Conversations with the business owners of the guest house led to a trial being implemented in what will hopefully be a long-term conversion to off-grid solar power. A solar panel has been installed, providing lighting and power for the communal TV in the main building of the accommodation, with plans being made for additional panels to be installed in the main administrative area and the borehole, to ensure consistent provision of electricity and maintain the environmental responsibility of the business. By carrying out these changes, the business becomes part of a new, more responsible supply chain – that of alternative energy, an industry which is rising rapidly in Zambia and has enormous development potential, not least for rural areas such as the Southern Province’s Chikanta Chiefdom, where the provision of solar power has greatly enhanced the performance of educational and healthcare facilities. In this sense, the alignment of Lui Guest House with this new supply chain creates exactly the ripple effect described above – the injection of trade dynamics and income into a responsible and necessary industry; the consumer choice leading to sustainable development.

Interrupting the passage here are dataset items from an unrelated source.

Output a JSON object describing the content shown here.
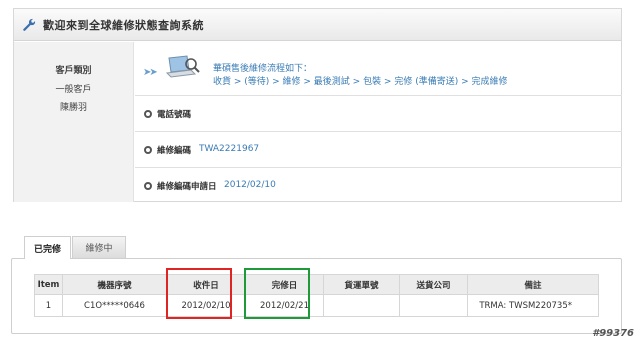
{
  "header": {
    "title": "歡迎來到全球維修狀態查詢系統",
    "icon": "wrench-icon"
  },
  "customer": {
    "type_label": "客戶類別",
    "type_value": "一般客戶",
    "name": "陳勝羽"
  },
  "flow": {
    "arrows": "➤➤",
    "title": "華碩售後維修流程如下：",
    "steps": "收貨 > (等待) > 維修 > 最後測試 > 包裝 > 完修 (準備寄送) > 完成維修"
  },
  "fields": {
    "phone_label": "電話號碼",
    "phone_value": "",
    "repair_no_label": "維修編碼",
    "repair_no_value": "TWA2221967",
    "apply_date_label": "維修編碼申請日",
    "apply_date_value": "2012/02/10"
  },
  "tabs": [
    {
      "label": "已完修"
    },
    {
      "label": "維修中"
    }
  ],
  "table": {
    "headers": [
      "Item",
      "機器序號",
      "收件日",
      "完修日",
      "貨運單號",
      "送貨公司",
      "備註"
    ],
    "rows": [
      [
        "1",
        "C1O*****0646",
        "2012/02/10",
        "2012/02/21",
        "",
        "",
        "TRMA: TWSM220735*"
      ]
    ]
  },
  "watermark": "#99376",
  "colors": {
    "link": "#3a7cb5",
    "highlight_red": "#e02424",
    "highlight_green": "#1f9a3a"
  }
}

An increase in business efficiency, effectiveness and sustainability, through a move towards alternative energy use, is coupled with a positive community impact, through the raising of awareness of solar power, as well as a robust contribution to a responsible supply chain. The added benefits of eliminating the challenge of Zesco’s unreliable power supply and improving customer relations are proof that business sustainability generates profit through increased effectiveness, and contributes to the responsible development of the tourism industry, one of Zambia’s most promising economic sectors, but also the most vulnerable to unsustainable development.